Functions, Parameters & Safe Tools
25 minStop retyping the same one-liners. Package your logic into reusable, well-behaved functions with typed parameters, mandatory inputs, object output, and built-in -WhatIf safety.
- ▸Define a function using the Verb-Noun naming convention and understand why approved verbs matter
- ▸Declare typed parameters with param() including default values and [Parameter(Mandatory)] constraints
- ▸Emit objects from a function instead of Write-Host so output is pipeline-friendly
- ▸Promote a function to an advanced function with [CmdletBinding()]
- ▸Add SupportsShouldProcess so callers get -WhatIf and -Confirm for free
Turning One-Liners Into Tools
A function is a named, reusable block of logic. Once defined, it behaves exactly like any built-in cmdlet — it accepts parameters, works in a pipeline, and returns objects.
Verb-Noun naming
PowerShell enforces a Verb-Noun convention (e.g. Get-DiskReport, Restart-StaleService). The verb should come from the approved list:
Get-Verb # shows all approved verbs
The basic skeleton
function Get-Greeting {
'Hello, world!'
}
Get-Greeting
Any expression not captured by a variable is automatically emitted to the pipeline — no return keyword required.

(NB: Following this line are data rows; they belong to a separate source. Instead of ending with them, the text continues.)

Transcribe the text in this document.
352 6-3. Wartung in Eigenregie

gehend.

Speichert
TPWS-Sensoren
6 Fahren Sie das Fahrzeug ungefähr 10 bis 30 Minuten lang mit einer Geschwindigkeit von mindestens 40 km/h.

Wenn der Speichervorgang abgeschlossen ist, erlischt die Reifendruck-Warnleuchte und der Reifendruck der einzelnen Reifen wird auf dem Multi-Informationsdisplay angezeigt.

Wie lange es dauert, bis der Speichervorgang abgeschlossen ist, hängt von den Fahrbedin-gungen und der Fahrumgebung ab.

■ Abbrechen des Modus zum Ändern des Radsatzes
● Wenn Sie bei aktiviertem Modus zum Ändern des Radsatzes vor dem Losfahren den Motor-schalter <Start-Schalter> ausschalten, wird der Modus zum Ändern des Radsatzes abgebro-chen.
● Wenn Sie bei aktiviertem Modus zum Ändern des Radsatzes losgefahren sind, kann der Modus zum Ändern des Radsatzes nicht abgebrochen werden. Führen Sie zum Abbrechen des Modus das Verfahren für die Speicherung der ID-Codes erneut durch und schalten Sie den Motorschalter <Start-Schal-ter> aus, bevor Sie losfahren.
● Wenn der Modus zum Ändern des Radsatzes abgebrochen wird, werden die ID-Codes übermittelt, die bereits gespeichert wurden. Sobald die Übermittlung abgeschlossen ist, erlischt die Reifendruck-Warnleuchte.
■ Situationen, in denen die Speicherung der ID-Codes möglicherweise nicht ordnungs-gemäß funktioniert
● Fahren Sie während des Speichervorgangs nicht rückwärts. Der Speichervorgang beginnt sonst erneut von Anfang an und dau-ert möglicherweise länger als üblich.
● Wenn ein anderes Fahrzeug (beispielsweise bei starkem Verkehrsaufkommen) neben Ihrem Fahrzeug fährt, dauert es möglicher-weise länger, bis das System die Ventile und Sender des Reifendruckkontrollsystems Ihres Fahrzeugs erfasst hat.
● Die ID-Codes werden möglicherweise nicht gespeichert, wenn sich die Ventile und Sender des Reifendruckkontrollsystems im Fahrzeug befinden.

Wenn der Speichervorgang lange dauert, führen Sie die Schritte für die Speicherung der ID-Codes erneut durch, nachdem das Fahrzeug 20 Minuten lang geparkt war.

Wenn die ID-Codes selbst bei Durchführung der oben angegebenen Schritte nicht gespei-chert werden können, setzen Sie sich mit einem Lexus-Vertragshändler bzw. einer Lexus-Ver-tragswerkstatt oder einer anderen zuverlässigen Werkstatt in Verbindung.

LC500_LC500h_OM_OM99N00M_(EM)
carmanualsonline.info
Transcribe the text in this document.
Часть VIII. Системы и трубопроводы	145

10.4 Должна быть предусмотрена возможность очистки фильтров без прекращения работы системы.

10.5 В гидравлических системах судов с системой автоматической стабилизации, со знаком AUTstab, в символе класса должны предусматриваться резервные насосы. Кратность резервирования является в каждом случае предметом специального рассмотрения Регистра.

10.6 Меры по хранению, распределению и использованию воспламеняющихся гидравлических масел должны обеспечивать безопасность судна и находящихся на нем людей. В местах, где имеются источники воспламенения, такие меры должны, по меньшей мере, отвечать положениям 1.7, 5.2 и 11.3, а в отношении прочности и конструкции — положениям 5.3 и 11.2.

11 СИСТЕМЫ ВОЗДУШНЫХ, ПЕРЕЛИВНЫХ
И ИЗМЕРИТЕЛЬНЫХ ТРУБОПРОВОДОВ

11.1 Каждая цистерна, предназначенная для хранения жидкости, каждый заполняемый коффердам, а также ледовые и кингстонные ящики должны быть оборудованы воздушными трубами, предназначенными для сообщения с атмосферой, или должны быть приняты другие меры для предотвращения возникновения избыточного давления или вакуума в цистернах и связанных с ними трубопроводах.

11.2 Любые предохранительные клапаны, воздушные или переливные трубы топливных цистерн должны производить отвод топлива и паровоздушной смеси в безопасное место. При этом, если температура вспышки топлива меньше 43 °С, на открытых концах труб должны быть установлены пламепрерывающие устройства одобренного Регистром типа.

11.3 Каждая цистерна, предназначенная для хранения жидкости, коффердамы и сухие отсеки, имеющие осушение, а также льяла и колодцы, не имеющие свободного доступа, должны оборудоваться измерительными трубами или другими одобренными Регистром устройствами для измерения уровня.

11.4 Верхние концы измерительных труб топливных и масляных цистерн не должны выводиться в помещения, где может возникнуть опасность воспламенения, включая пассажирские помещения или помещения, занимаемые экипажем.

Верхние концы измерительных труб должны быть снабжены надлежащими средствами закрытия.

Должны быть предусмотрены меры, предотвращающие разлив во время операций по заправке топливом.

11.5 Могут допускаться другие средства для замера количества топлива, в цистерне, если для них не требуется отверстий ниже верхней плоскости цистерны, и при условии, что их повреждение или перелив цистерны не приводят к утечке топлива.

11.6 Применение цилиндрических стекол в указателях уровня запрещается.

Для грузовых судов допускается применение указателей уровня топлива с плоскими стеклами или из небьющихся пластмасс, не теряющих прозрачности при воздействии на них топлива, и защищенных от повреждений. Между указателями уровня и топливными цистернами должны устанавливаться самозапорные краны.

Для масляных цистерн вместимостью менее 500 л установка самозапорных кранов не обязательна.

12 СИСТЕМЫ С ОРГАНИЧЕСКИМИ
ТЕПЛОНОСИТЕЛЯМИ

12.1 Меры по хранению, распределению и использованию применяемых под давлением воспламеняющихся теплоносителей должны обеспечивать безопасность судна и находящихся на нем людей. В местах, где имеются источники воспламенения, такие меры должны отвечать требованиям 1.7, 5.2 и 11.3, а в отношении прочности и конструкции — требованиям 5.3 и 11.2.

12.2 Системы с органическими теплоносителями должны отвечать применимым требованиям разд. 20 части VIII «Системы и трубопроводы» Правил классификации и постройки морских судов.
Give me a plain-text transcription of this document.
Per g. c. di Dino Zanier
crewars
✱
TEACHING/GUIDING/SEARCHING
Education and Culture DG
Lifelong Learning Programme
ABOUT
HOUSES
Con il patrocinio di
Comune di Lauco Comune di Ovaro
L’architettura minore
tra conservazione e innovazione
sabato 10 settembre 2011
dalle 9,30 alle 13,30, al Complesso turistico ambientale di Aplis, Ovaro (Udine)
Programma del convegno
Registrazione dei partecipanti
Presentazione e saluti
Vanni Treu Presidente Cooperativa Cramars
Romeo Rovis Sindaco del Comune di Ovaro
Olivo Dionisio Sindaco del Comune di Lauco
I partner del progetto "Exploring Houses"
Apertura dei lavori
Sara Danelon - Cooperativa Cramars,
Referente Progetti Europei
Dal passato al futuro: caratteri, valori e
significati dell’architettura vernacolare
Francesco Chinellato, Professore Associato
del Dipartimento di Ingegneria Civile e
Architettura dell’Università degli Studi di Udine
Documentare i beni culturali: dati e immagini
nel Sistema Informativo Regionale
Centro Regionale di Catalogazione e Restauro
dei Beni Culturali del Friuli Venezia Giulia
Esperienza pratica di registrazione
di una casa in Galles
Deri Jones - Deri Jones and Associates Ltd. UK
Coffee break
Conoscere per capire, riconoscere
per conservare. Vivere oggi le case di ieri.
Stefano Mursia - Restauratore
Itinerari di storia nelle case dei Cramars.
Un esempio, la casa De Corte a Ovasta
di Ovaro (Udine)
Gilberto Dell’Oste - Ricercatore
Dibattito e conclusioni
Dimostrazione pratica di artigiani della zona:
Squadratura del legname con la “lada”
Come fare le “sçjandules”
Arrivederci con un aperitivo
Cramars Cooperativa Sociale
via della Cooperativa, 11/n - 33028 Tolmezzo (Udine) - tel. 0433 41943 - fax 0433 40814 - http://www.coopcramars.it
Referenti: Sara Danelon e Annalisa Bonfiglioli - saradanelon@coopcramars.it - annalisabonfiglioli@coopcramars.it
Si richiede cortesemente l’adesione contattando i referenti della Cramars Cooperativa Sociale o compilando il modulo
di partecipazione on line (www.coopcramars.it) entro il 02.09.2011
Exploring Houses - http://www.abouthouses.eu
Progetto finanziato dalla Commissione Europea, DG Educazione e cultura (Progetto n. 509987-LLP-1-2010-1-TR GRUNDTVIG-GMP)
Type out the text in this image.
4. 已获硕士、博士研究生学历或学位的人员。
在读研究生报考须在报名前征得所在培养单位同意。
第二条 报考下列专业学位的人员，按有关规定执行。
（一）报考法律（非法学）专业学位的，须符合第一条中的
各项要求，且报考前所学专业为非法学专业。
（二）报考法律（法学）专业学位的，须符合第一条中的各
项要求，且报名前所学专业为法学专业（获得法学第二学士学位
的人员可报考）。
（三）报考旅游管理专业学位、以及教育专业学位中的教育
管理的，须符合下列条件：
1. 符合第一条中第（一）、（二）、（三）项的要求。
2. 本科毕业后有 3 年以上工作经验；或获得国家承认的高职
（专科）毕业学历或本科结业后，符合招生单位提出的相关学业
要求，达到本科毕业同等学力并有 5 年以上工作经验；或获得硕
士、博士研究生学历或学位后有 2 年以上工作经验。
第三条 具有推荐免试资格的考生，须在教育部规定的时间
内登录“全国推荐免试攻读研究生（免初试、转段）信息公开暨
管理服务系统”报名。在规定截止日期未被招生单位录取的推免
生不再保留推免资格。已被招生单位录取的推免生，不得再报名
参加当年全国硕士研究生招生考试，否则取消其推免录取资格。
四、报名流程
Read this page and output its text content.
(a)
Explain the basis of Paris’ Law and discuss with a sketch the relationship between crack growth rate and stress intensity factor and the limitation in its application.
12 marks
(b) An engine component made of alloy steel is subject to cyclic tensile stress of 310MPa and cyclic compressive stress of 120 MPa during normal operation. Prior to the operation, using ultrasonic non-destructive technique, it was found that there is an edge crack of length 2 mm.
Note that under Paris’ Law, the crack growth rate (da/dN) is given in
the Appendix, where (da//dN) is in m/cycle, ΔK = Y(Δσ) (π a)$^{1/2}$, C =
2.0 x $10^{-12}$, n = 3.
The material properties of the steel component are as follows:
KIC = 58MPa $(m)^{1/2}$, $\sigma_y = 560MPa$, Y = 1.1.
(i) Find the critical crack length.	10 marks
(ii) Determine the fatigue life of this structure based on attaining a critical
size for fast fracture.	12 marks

Adding parameters with param()
function Get-Greeting {
param(
[string]$Name = 'World'
)
"Hello, $Name!"
}
Get-Greeting -Name 'Alice'
- Type constraint
[string]coerces or rejects incompatible input. - Default value
= 'World'makes the parameter optional.
Mandatory parameters
function Get-Greeting {
param(
[Parameter(Mandatory)]
[string]$Name
)
"Hello, $Name!"
}
Omitting -Name now prompts the caller rather than silently using $null.
Returning objects, not text
Avoid Write-Host inside reusable functions — it writes to the screen only and breaks pipelines. Emit a [pscustomobject]:
function Get-DiskReport {
param([string]$ComputerName = $env:COMPUTERNAME)
$disk = Get-PSDrive C
[pscustomobject]@{
ComputerName = $ComputerName
UsedGB = [math]::Round(($disk.Used / 1GB), 2)
FreeGB = [math]::Round(($disk.Free / 1GB), 2)
}
}
Get-DiskReport | Export-Csv disks.csv -NoTypeInformation
Advanced functions and SupportsShouldProcess
Adding [CmdletBinding()] unlocks the common parameters (-Verbose, -ErrorAction). For any function that changes state, add SupportsShouldProcess and wrap the destructive call in $PSCmdlet.ShouldProcess(...). Callers then get -WhatIf and -Confirm for free:
function Restart-StaleService {
[CmdletBinding(SupportsShouldProcess)]
param(
[Parameter(Mandatory)]
[string]$ServiceName
)
if ($PSCmdlet.ShouldProcess($ServiceName, 'Restart service')) {
Restart-Service -Name $ServiceName
}
}
Restart-StaleService -ServiceName Spooler -WhatIf
# What if: Performing the operation "Restart service" on target "Spooler".
This pattern is the difference between a script run nervously once and a tool the whole team trusts.
Quick check
In this lab you will build Get-Greeting step by step, then evolve it into a proper infrastructure tool — culminating in a Restart-StaleService function with full -WhatIf support. Each step introduces one new concept.
Step 1 — Your first function
Define a function called Get-Greeting that emits the string 'Hello, ShellQuest!' when called, then call it. There is no return keyword needed — any unassigned expression is emitted to the pipeline.